António Castro já esteve quatro vezes no Afeganistão. Acabado de chegar da quarta missão, confessa que a pior sensação é estar longe da família. «Isso é o que custa mais. De resto, tudo se faz.» Foi em 2005 que sentiu o grande choque cultural: o Ramadão, a burka, o clima.

Dois anos depois, foi para Kandahar, onde teve algumas ações de combate. Uma das missões era revistar casas à procura de rebeldes. Foi num desses varrimentos de área que teve de utilizar a força. «Eles dispararam e tivemos de responder com fogo.» Em Kandahar, a ração era a de combate e a adrenalina ajudava a aquecer o corpo. Em oito meses, apanharam verão e inverno, com diferenças de temperaturas altíssimas. Com o seu corpo alto e esguio, o primeiro sargento comando António Castro confessa que o que custa mais é o frio.

«A ameaça residual chega para aquecer o corpo. Uma pessoa sabe que para sobreviver tem de estar atento, estejam as condições que estiverem», acrescenta o capitão Augusto também acabado de regressar do Afeganistão. O objetivo desta companhia era garantir a segurança dos mentores. Nunca sofreram um ataque, mas a ameaça era constante.

Agora, o que mais preocupa os militares são os carros-bomba, viaturas que vêm contra as colunas e as fazem explodir. «Durante o percurso a responsabilidade é nossa. Cada elemento vai numa viatura e tem um setor de tiro atribuído para verificar que não há nenhuma anomalia. Dentro dos locais de mentoria, éramos distribuídos de modo que, se houvesse algum incidente, pudéssemos reagir rapidamente», explica. Para o capitão Michael Augusto o segredo está em manter a operacionalidade grande, ou seja, treinando o tiro, as técnicas e as táticas de procedimento, porque é isso que lhes transmite confiança.

Fundamental é cultivar o pormenor, ser minucioso em todos os aspetos. «Os movimentos têm de ser devidamente planeados e executados. Esse nível de execução só pode ser atingido se houver um treino elevado. O Cristiano Ronaldo pode ser o melhor do mundo, mas ele também treina todos os dias», comenta.

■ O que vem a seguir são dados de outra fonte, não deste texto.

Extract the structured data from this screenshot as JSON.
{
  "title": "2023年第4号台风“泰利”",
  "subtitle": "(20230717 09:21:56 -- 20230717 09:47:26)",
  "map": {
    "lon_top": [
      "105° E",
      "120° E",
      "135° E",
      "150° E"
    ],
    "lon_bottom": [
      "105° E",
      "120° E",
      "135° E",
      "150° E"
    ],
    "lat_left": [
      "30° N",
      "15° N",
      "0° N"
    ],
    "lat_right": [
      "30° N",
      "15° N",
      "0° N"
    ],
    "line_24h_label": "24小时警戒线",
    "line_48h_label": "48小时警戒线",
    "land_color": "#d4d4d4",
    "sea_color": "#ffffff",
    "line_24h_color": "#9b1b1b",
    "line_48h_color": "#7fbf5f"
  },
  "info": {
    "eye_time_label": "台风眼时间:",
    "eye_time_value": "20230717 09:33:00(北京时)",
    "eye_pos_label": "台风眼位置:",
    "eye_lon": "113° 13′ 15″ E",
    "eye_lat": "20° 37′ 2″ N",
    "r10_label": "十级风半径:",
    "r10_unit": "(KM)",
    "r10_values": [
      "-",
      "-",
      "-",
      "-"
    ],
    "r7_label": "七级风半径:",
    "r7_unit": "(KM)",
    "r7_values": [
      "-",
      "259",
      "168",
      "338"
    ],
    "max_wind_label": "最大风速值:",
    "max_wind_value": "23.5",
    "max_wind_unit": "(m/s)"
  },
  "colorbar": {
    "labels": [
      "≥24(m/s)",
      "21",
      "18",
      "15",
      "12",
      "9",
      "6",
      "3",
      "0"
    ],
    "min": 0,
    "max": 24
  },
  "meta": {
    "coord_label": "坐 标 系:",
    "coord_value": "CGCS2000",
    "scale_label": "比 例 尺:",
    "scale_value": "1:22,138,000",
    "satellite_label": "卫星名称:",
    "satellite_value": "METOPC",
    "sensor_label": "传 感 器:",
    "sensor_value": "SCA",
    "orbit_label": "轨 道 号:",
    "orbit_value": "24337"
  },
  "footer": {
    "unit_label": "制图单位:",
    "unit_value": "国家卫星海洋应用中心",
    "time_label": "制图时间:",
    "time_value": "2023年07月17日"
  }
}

Em seis meses, a companhia executou 1580 missões e fez 78 mil quilómetros. «Fizemos quatro operações humanitárias com o exército afegão.» Na primeira, ofereceram livros e canetas às crianças de uma escola. Voltaram para dar computadores, colocar um portão e construir um campo de futebol. A outra operação ocorreu num campo de refugiados, onde ofereceram roupas e brinquedos.

Quando foi revelada a morte de Bin Laden, Michael Augusto e António Castro estavam no Afeganistão. O grau de ameaça aumentou nesse dia, mas não houve qualquer manifestação. O capitão Augusto é o mais novo dos militares entrevistados, mas fala com a convicção que todos partilham. Acha que, agora as forças da NATO vão sair do Afeganistão, a ameaça vai aumentar. «Quer queiramos quer não, a força no terreno é sempre dissuasora. Se desaparecer, penso que a situação se torna mais crítica. Acho que o exército afegão está mais bem preparado, mas não sei se está à altura desse tipo de ameaça. Esperemos que sim.»